Closed martinghunt closed 6 years ago

martinghunt commented 6 years ago

Need quasimap to report two things at each variant:

  1. Report the read coverage at every position of every allele. Include multiple mapping, ie if a read maps to two alleles, then increment the read coverage at the relevant positions on both alleles. So the output will be something like a list of ints for each allele (length of each list == length of that allele).

  2. Number of reads mapping to each combination of alleles. Output will be something along the lines of a hash of allele combination -> number of reads. Only include combinations that are actually seen in the reads, meaning do not have keys where values are zero. eg if read0 maps to allele1, read1 maps to allele1, and read2 maps to allele1 and allele2, then the hash would be: {{allele1}: 2, {allele1, allele2}: 1}. In particular, read2 did not contribute to the count of {allele1} or {allele2}, and it is implicit that {allele2}: 0.

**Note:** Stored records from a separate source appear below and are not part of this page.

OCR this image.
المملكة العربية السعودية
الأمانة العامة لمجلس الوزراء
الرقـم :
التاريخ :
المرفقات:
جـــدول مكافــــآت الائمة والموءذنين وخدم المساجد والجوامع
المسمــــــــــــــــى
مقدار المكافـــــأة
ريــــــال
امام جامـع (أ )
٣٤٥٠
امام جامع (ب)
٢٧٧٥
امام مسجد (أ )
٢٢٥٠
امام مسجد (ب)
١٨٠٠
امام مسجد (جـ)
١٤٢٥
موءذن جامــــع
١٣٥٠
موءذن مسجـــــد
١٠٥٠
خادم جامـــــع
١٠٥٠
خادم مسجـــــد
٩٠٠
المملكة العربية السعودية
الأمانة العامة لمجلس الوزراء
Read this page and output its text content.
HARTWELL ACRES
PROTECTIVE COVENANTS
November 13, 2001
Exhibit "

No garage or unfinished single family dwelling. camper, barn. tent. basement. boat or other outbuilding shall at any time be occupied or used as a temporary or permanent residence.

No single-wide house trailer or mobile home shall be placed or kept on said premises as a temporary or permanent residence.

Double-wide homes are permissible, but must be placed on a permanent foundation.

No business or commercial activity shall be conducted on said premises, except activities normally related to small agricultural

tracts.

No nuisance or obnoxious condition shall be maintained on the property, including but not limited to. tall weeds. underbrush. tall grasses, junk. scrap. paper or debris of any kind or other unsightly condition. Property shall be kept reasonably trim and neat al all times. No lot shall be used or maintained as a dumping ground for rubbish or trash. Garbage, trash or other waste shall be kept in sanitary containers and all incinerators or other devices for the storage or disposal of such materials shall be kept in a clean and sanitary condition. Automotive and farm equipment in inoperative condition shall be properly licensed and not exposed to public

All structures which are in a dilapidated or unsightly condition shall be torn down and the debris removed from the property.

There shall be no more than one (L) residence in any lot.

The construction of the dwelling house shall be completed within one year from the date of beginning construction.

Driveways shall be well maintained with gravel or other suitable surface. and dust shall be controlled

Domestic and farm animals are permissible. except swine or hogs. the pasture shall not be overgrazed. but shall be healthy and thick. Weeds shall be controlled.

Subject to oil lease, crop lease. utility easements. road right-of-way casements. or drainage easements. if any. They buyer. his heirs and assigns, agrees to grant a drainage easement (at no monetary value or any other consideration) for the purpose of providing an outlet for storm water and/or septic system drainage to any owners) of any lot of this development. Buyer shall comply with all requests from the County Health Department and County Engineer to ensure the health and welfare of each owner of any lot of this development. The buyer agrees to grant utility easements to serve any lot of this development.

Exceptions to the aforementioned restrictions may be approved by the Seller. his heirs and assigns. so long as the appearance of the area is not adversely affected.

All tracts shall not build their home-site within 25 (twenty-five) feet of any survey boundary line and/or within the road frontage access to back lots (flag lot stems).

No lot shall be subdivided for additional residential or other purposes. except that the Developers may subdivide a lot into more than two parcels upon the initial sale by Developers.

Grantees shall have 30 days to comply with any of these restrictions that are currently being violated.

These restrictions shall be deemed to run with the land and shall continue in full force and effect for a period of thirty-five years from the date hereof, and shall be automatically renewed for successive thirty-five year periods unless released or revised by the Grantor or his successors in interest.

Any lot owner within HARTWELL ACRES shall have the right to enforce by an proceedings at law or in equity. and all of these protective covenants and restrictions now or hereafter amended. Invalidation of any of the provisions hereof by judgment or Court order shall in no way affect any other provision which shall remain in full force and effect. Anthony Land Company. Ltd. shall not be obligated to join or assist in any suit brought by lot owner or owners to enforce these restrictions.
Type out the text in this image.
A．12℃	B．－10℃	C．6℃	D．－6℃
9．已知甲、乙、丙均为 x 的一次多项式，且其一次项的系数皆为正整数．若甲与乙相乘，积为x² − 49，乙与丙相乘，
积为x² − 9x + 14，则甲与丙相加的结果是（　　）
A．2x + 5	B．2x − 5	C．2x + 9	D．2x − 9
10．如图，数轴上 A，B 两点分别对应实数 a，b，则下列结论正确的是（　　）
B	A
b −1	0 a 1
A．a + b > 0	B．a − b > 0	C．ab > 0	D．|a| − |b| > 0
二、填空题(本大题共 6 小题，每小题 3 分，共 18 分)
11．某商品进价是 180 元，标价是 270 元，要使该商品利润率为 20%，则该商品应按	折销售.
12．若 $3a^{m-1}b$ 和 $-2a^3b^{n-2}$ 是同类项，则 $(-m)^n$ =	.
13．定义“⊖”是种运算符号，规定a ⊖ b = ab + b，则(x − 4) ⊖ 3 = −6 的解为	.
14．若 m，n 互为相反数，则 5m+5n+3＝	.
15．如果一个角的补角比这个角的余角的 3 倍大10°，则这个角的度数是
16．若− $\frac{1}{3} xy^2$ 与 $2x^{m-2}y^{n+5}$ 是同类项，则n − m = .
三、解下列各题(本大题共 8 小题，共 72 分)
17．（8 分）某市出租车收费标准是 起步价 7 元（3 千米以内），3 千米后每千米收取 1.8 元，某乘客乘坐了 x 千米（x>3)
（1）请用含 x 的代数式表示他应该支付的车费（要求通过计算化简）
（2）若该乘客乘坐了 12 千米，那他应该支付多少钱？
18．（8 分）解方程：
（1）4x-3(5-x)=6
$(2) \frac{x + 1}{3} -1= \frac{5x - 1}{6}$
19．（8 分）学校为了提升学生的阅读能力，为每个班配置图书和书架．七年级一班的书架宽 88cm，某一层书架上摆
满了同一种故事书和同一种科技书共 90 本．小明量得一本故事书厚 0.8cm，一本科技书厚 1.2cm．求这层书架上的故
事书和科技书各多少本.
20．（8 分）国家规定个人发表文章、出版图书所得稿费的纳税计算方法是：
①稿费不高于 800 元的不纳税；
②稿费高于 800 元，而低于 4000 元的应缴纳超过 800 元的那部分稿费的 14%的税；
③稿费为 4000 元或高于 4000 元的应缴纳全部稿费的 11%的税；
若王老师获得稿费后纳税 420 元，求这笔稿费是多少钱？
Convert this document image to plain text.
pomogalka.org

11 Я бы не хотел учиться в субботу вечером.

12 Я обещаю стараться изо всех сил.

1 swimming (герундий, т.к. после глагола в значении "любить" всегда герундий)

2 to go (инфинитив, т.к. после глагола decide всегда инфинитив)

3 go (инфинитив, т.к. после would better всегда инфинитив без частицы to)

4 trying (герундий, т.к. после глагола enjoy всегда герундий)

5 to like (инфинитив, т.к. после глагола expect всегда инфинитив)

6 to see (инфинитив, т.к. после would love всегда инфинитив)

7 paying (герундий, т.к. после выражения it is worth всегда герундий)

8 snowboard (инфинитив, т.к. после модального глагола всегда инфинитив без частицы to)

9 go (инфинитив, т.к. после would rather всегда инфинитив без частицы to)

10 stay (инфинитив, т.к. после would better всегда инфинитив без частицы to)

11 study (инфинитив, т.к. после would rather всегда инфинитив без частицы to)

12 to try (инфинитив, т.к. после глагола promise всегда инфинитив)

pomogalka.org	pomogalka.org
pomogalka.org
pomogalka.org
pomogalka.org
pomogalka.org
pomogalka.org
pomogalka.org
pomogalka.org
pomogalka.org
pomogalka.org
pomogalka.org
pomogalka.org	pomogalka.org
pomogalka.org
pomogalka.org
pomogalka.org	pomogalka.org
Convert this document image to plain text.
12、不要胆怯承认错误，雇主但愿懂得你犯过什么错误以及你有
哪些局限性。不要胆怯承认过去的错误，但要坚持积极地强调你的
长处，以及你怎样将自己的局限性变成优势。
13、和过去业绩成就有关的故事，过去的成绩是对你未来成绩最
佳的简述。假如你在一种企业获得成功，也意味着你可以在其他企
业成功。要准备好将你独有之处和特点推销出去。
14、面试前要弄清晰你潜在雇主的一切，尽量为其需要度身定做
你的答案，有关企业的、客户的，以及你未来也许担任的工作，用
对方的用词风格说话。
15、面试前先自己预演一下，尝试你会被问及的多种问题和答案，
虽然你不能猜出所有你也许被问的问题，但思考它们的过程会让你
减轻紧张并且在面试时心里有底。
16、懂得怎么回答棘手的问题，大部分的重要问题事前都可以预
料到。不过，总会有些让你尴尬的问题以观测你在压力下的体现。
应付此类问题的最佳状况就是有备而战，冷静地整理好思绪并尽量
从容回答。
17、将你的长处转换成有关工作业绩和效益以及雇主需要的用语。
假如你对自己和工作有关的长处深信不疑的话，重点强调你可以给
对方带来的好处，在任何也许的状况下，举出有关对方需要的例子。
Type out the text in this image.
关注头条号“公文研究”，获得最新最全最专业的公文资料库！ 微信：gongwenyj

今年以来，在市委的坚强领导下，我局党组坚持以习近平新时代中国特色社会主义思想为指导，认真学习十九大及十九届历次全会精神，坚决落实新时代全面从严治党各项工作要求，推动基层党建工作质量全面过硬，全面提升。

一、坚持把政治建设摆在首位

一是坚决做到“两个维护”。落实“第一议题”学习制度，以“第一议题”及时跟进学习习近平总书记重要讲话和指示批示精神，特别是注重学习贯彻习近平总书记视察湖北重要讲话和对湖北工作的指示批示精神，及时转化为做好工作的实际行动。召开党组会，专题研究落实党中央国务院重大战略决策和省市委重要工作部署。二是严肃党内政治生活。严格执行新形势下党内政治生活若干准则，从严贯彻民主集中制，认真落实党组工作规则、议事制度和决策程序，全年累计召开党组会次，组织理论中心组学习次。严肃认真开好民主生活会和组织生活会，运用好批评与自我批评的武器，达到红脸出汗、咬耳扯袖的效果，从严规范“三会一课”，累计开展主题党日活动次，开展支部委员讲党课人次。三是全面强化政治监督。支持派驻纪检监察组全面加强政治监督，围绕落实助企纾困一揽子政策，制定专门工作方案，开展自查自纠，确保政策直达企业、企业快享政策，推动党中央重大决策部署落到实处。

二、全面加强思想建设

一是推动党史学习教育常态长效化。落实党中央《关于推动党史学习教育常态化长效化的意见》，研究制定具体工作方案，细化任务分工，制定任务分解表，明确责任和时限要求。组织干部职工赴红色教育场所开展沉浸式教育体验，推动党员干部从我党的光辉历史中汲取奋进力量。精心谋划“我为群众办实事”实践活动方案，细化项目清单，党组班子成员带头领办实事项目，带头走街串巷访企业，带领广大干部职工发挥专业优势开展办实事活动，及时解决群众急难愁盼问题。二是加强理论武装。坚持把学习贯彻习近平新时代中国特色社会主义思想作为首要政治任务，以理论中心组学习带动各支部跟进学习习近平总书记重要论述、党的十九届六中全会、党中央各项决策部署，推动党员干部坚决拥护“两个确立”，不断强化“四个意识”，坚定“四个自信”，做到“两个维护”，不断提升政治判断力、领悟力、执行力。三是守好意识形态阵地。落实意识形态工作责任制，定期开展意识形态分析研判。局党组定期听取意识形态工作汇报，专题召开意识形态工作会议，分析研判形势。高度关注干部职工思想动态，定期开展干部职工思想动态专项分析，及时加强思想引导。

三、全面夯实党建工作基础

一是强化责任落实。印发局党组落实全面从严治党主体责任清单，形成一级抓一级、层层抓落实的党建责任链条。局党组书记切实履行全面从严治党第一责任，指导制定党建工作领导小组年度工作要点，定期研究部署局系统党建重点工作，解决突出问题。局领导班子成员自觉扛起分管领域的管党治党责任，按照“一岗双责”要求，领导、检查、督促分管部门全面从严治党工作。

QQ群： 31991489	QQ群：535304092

iqbal-lab commented 6 years ago

Also, if a read maps to two different sites, don't just add its counts in. Exclude, store to different array, or random assignment

ffranr commented 6 years ago

Output Data Structures

Allele base counts

Output file

../quasimap_output_directory/allele_base_counts.json

JSON

{
    "allele_base_counts": [
        [
            [0, 0, 0],
            [1, 1, 0]
        ],
        [
            [0, 0, 1],
            [2, 2, 0],
            [2, 2, 0, 1, 3]
        ]
    ]
}

Example

import json
json_data = json.loads(...)
allele_base_counts = json_data["allele_base_counts"]

variant_site = allele_base_counts[0]
allele = variant_site[0]
base_count_coverage = allele[0]

Grouped allele counts

Output file

../quasimap_output_directory/grouped_allele_counts.json

JSON

{
    "grouped_allele_counts": {
        "site_counts": [
            {
                "0": 10,
                "1": 3,
                "14": 10
            },
            {
                "3": 30,
                "2": 2,
                "14": 1
            }
        ],
        "allele_groups": {
            "0": [0, 2],
            "1": [0, 2, 3],
            "2": [0, 2, 4],
            "3": [2, 5],
            "14": [7, 8]
        }
    }
}

Example

import json
json_data = json.loads(...)
grouped_allele_counts = json_data["grouped_allele_counts"]

variant_sites = grouped_allele_counts["site_counts"]
allele_groups = grouped_allele_counts["allele_groups"]

site = variant_sites[0]
for allele_group_id, count in site.iter():
    allele_ids = allele_groups[allele_group_id]
ffranr commented 6 years ago

This should be complete. Will leave the issue open for now encase Martin finds any issues.

ffranr commented 6 years ago

@martinghunt Do you agree that the new output data structures are correct? If so I'll close this issue.

martinghunt commented 6 years ago

Looks good. I'll close it now, and can always reopen if I find anything that looks wrong.